When Paul speaks of "the ministry of death," he refers to the administration of the Old Covenant rather than the Ten Commandments. The Levitical priesthood, a carnal priesthood based on physical descent from Levi, administered the Old Covenant. This covenant provided no promise of eternal life and no means for sinners to receive forgiveness because "it is not possible that the blood of bulls and goats could take away sins" (Hebrews 10:4). Therefore, the people lived and died under the condemnation of the law, and "the wages of sin is death" (Romans 6:23).

Another reason why Paul refers to the Old Covenant as "the ministry of death" is that God required the Levitical priesthood to execute those who transgressed certain laws. God's law mandates the death penalty for certain sins like murder and dishonoring parents (Exodus 21:12-17), Sabbath-breaking (Exodus 31:14-15) and certain sexual sins (Leviticus 20:10-13). The priests were responsible to enforce the death penalty by actually putting such transgressors to death in the proscribed manner. In this sense, the Old Covenant ministry was indeed a "ministry of death."

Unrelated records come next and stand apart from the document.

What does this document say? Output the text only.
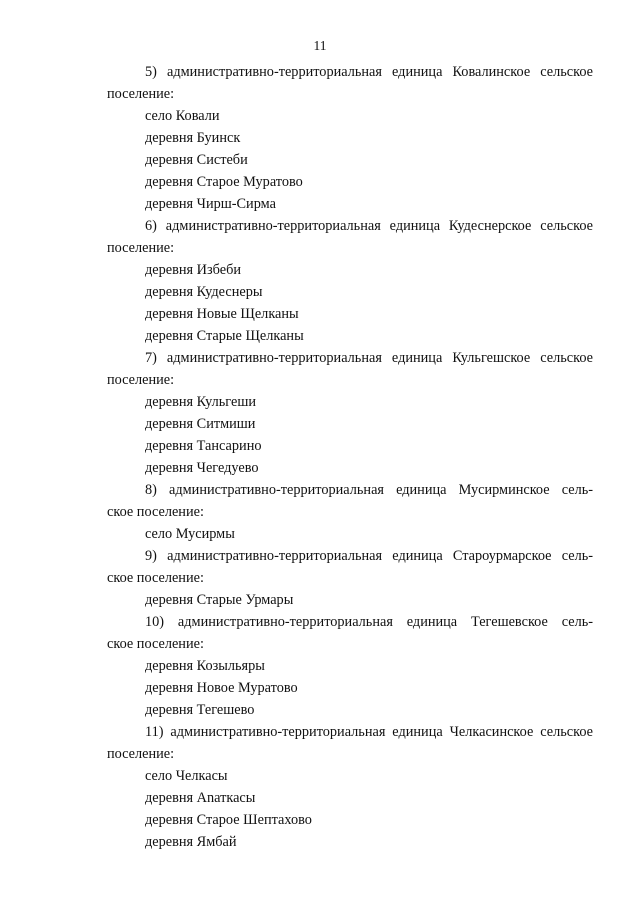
11
5) административно-территориальная единица Ковалинское сельское
поселение:
село Ковали
деревня Буинск
деревня Систеби
деревня Старое Муратово
деревня Чирш-Сирма
6) административно-территориальная единица Кудеснерское сельское
поселение:
деревня Избеби
деревня Кудеснеры
деревня Новые Щелканы
деревня Старые Щелканы
7) административно-территориальная единица Кульгешское сельское
поселение:
деревня Кульгеши
деревня Ситмиши
деревня Тансарино
деревня Чегедуево
8) административно-территориальная единица Мусирминское сель-
ское поселение:
село Мусирмы
9) административно-территориальная единица Староурмарское сель-
ское поселение:
деревня Старые Урмары
10) административно-территориальная единица Тегешевское сель-
ское поселение:
деревня Козыльяры
деревня Новое Муратово
деревня Тегешево
11) административно-территориальная единица Челкасинское сельское
поселение:
село Челкасы
деревня Аnаткасы
деревня Старое Шептахово
деревня Ямбай
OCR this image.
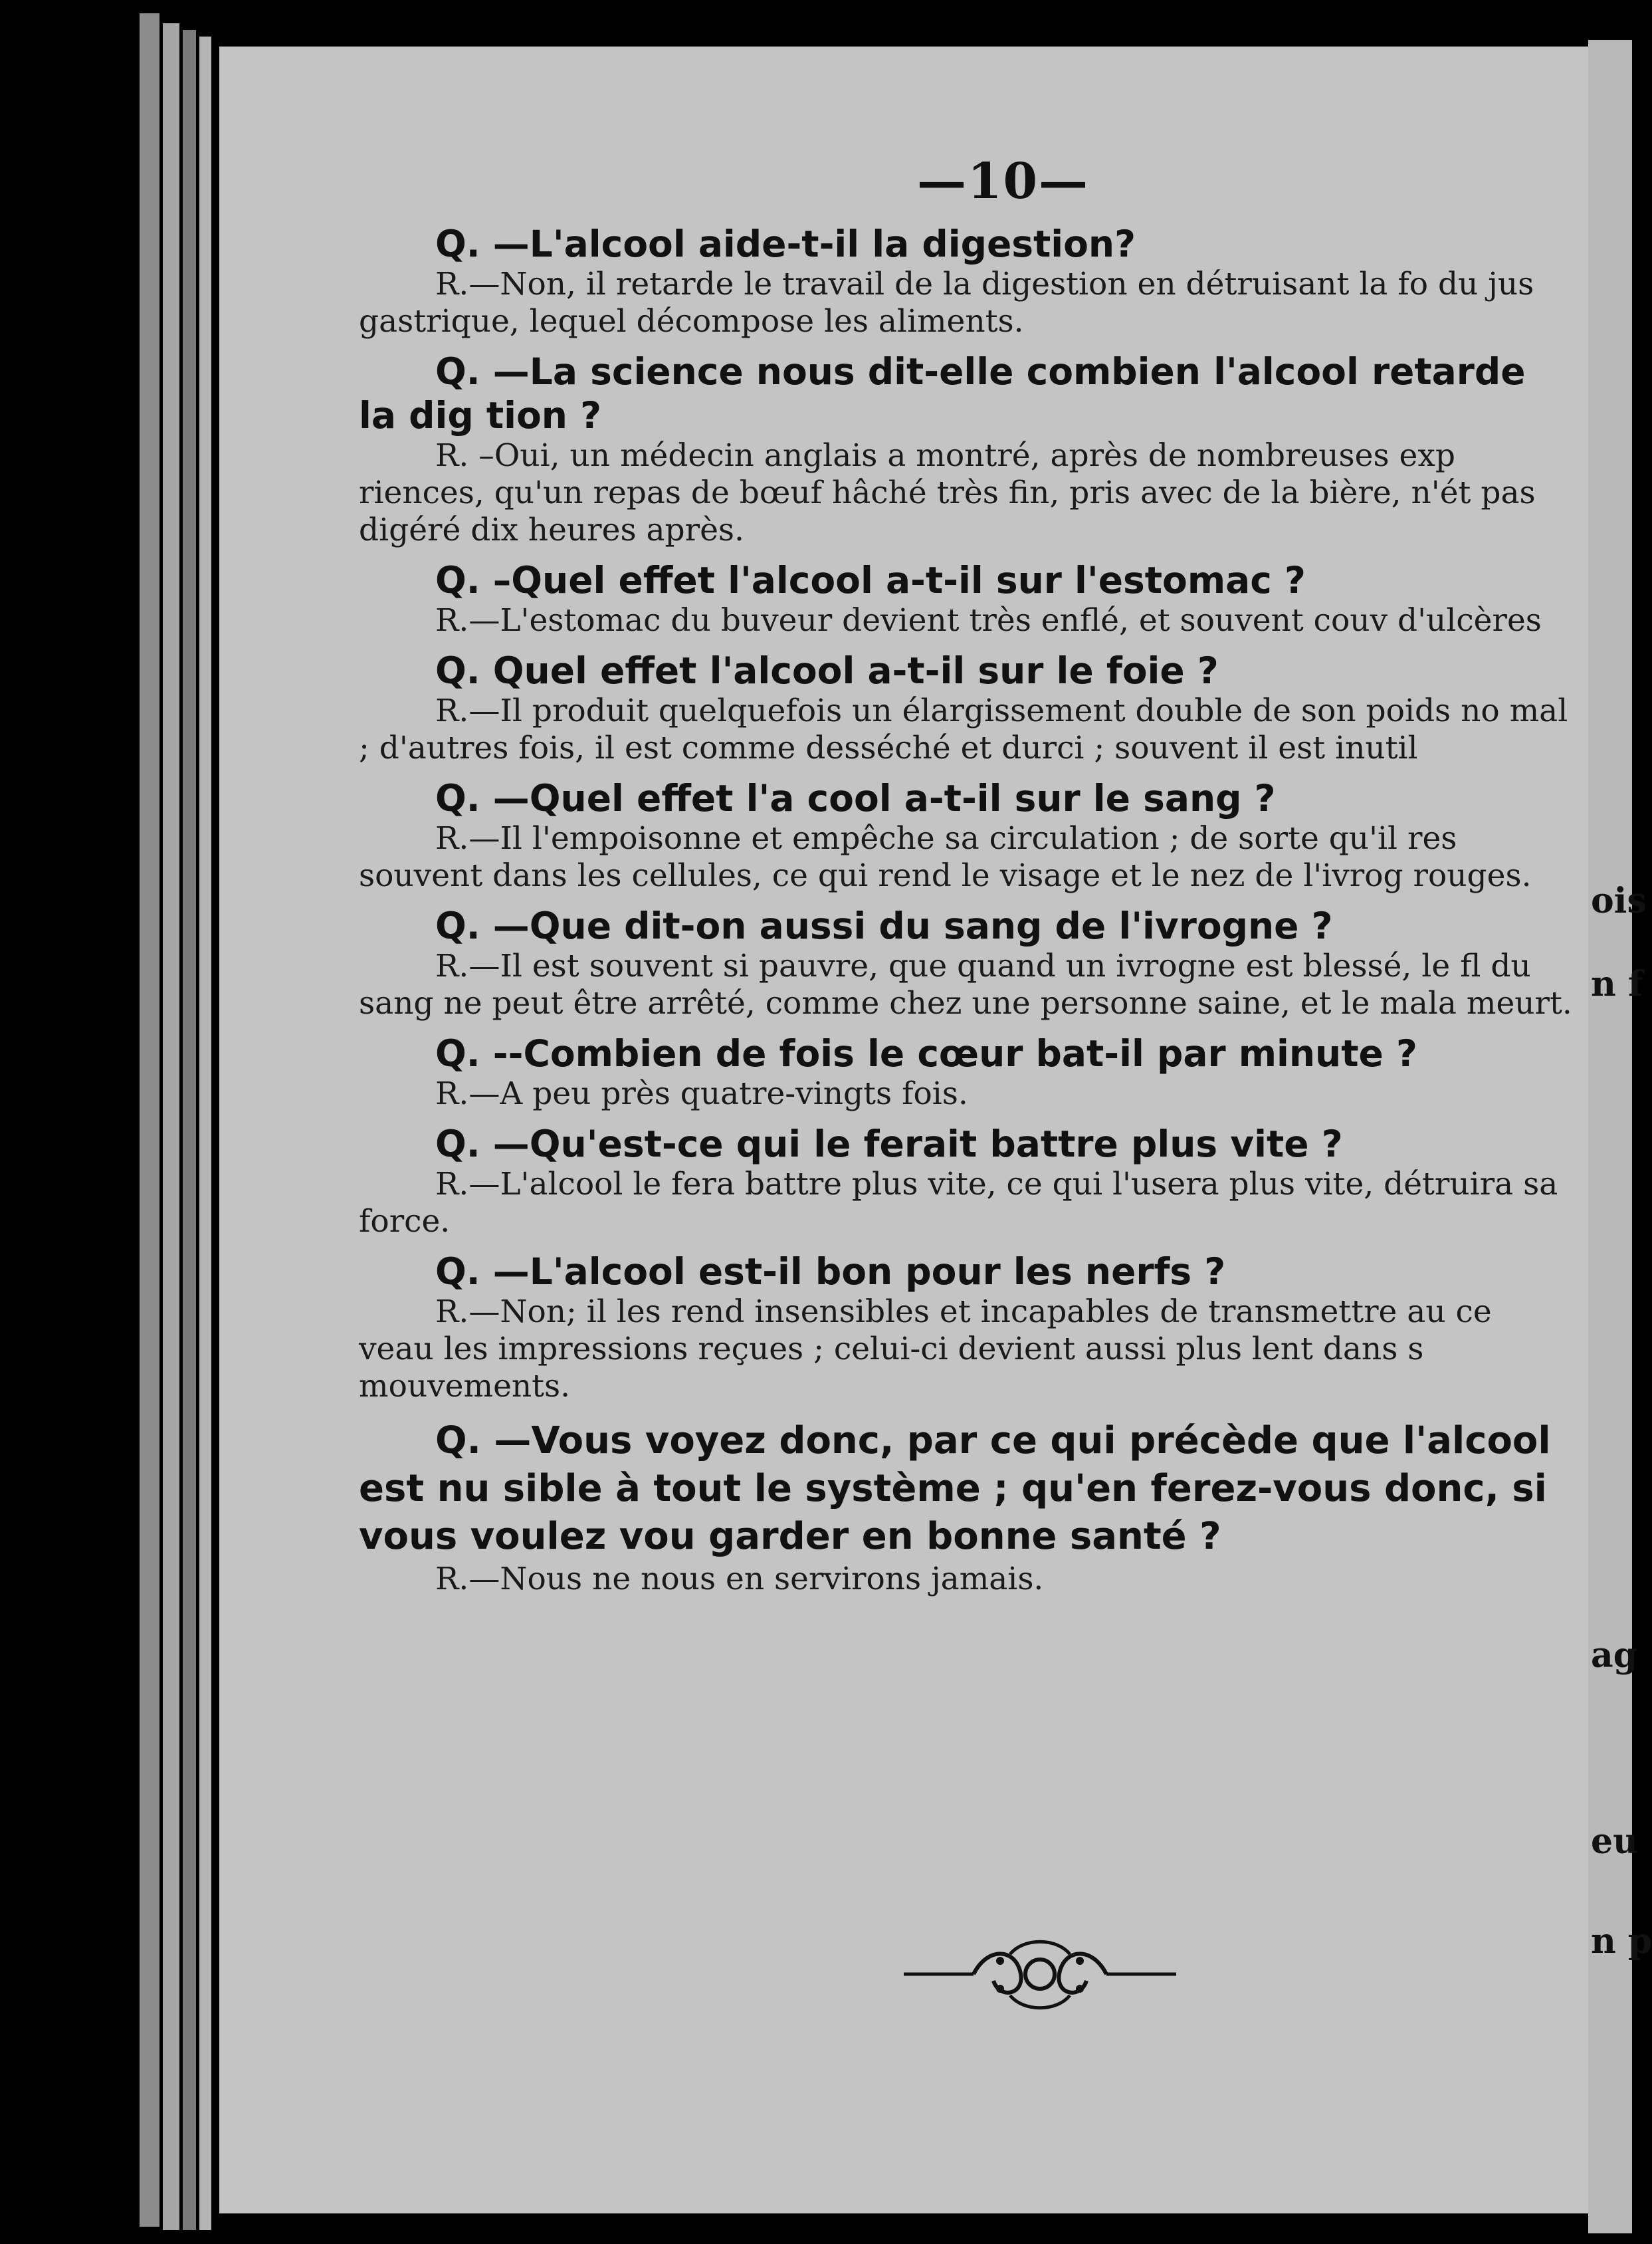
—10—
Q. —L'alcool aide-t-il la digestion?
R.—Non, il retarde le travail de la digestion en détruisant la fo du jus gastrique, lequel décompose les aliments.
Q. —La science nous dit-elle combien l'alcool retarde la dig tion ?
R. –Oui, un médecin anglais a montré, après de nombreuses exp riences, qu'un repas de bœuf hâché très fin, pris avec de la bière, n'ét pas digéré dix heures après.
Q. –Quel effet l'alcool a-t-il sur l'estomac ?
R.—L'estomac du buveur devient très enflé, et souvent couv d'ulcères
Q. Quel effet l'alcool a-t-il sur le foie ?
R.—Il produit quelquefois un élargissement double de son poids no mal ; d'autres fois, il est comme desséché et durci ; souvent il est inutil
Q. —Quel effet l'a cool a-t-il sur le sang ?
R.—Il l'empoisonne et empêche sa circulation ; de sorte qu'il res souvent dans les cellules, ce qui rend le visage et le nez de l'ivrog rouges.
Q. —Que dit-on aussi du sang de l'ivrogne ?
R.—Il est souvent si pauvre, que quand un ivrogne est blessé, le fl du sang ne peut être arrêté, comme chez une personne saine, et le mala meurt.
Q. --Combien de fois le cœur bat-il par minute ?
R.—A peu près quatre-vingts fois.
Q. —Qu'est-ce qui le ferait battre plus vite ?
R.—L'alcool le fera battre plus vite, ce qui l'usera plus vite, détruira sa force.
Q. —L'alcool est-il bon pour les nerfs ?
R.—Non; il les rend insensibles et incapables de transmettre au ce veau les impressions reçues ; celui-ci devient aussi plus lent dans s mouvements.
Q. —Vous voyez donc, par ce qui précède que l'alcool est nu sible à tout le système ; qu'en ferez-vous donc, si vous voulez vou garder en bonne santé ?
R.—Nous ne nous en servirons jamais.
ois
n f
ag
eu
n p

However, why did Paul say that the "ministry of death," the administration of the Old Covenant, was "written and engraved on stones"? Was it not the Ten Commandments that God wrote on two stone tablets? Even though the Ten Commandments were not the covenant itself (a covenant is simply an agreement between two parties), they were the terms of the covenant. Because the Ten Commandments constituted the part of the agreement between God and Israel that the Israelites agreed to keep, the Old Covenant became synonymous with the Ten Commandments. In Deuteronomy 4:13 Moses writes, "So He declared to you His covenant which He commanded you to perform, that is, the Ten Commandments; and He wrote them on two tables of stone." To put it another way, "keeping the Old Covenant" was the same as "keeping the Ten Commandments."

A paraphrase of the first eleven words of II Corinthians 3:7 helps to clarify what Paul means: "But if the administration of the Old Covenant, [the terms of which were] written and engraved on stones. . . ." The Ten Commandments undergirded all the laws that God gave to Israel—laws that the Israelites could not keep. The responsibility to teach these laws to Israel and enforce penalties for disobedience, including the death penalty, fell to the priests.

Therefore, if perfection were through the Levitical priesthood (for under it the people received the law), what further need was there that another priest should rise according to the order of Melchizedek, and not be called according to the order of Aaron? (Hebrews 7:11)

When Moses went up Mount Sinai the second time to receive the Ten Commandments, he wrote God's statutes and judgments in a book, and God wrote the Ten Commandments on two tables of stone. This, in essence, finalized the "contract" that God made with Israel.

Then the LORD said to Moses, "Write these words, for according to the tenor of these words I have made a covenant with you and with Israel." So he was there with the LORD forty days and forty nights; he neither ate bread nor drank water. And He wrote on the tablets the words of the covenant, the Ten Commandments. (Exodus 34:27-28)

Verses 29-35 then describe how Moses face shone when he delivered the Ten Commandments and the book of the law to Israel.

So what is passing away? Hebrews 8:13 provides the answer: "In that He says, 'A new covenant,' He has made the first obsolete. Now what is becoming obsolete and growing old is ready to vanish away." The Old Covenant and the Old Covenant ministry, the Levitical priesthood, are passing away, not the Ten Commandments!